Completely off-topic!

Maybe you've posted about this, but how you make such nice posts with R code blocks in Blogger? I've been trying to do this lately with rmarkdown in Rstudio but I can't quite figure it out...

-Dave

1. Hi Dave.

I write the posts in R markdown & then I build the .html using knit2html in the knitr package. Then I simply open the .html file & copy and paste the HTML code into the blogger window. The images are embedded, so there is no need to link .png files or anything. Incredible, right?

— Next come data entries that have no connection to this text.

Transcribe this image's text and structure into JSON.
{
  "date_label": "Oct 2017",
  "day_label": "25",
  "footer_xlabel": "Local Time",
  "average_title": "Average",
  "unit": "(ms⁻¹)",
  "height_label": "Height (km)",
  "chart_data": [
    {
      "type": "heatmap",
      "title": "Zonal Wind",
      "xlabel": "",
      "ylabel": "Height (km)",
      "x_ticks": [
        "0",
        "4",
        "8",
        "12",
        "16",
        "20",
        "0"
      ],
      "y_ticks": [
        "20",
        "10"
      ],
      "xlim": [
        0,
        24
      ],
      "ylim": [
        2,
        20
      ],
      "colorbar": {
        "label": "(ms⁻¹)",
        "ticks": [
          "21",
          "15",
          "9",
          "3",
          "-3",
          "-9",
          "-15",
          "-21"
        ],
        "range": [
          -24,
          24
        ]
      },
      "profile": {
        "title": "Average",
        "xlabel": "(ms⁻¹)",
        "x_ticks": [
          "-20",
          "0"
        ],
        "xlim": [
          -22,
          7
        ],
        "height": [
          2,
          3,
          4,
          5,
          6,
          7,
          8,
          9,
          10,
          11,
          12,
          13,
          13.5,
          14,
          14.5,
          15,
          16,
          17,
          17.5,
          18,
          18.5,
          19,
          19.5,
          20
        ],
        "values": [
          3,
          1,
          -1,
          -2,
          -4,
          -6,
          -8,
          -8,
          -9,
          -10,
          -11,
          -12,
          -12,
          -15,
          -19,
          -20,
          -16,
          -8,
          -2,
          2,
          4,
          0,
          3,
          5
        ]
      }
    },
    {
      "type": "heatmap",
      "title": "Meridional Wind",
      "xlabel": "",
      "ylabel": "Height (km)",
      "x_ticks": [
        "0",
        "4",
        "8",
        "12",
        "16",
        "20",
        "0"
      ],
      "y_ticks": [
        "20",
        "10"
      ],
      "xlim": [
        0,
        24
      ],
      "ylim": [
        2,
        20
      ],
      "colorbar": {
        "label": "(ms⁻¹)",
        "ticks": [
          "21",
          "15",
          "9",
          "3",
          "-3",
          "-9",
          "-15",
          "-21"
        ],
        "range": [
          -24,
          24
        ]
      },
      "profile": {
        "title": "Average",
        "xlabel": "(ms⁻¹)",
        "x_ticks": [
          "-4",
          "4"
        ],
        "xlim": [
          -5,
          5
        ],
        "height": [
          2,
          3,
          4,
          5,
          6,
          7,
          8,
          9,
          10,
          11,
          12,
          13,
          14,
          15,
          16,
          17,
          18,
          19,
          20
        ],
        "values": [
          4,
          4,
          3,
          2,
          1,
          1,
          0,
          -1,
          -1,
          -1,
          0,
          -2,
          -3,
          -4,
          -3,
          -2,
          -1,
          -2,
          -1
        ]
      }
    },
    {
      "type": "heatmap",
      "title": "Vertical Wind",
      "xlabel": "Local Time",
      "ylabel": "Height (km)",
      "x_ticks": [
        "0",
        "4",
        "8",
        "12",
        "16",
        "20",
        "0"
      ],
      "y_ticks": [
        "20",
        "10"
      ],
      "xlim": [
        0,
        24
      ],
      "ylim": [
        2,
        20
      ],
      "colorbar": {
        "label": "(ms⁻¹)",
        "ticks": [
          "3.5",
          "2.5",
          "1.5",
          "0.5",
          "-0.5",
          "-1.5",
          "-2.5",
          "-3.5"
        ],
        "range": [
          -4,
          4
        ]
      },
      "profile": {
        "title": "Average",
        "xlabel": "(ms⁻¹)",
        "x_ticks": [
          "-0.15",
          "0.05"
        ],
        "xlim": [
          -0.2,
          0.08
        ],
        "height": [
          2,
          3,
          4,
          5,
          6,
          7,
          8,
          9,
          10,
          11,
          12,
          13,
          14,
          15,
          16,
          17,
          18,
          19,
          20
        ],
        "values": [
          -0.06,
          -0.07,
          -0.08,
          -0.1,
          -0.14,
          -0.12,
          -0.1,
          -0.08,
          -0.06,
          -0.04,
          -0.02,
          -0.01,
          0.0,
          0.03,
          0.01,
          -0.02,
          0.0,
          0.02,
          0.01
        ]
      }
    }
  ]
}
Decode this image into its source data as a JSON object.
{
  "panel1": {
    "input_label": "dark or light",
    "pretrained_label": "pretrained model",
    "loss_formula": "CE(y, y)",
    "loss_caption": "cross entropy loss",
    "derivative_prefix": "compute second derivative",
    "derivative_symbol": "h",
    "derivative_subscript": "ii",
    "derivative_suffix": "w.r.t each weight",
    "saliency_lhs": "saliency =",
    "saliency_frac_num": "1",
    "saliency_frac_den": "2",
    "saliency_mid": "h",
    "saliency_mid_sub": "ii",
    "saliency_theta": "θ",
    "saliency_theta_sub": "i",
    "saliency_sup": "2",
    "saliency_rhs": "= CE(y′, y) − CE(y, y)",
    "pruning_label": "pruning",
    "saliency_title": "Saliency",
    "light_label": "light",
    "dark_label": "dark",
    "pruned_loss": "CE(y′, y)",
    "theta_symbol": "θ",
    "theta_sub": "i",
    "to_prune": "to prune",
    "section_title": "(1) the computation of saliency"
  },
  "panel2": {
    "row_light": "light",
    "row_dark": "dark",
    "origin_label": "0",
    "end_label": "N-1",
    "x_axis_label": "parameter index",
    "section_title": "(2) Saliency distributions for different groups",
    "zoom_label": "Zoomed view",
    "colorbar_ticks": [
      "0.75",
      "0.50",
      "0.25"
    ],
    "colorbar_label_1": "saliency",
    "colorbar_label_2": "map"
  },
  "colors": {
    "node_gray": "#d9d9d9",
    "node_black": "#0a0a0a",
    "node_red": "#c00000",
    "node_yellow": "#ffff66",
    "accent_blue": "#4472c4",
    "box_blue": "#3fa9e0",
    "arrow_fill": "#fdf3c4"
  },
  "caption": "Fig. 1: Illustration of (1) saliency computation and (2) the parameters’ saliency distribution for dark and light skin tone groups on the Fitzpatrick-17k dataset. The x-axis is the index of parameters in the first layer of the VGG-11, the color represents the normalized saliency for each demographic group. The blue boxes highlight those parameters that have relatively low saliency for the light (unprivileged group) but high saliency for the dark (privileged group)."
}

I have an example of this workflow in the Dryad entry for my new paper (Revell et al. In press) here. I posted the .Rmd and the .html output.

All the best, Liam

2. Interesting; I got weird formatting bugs doing that with Rstudio's knit to HTML, I'll try knit2html and see if it makes a difference. Thanks for the advice, Liam!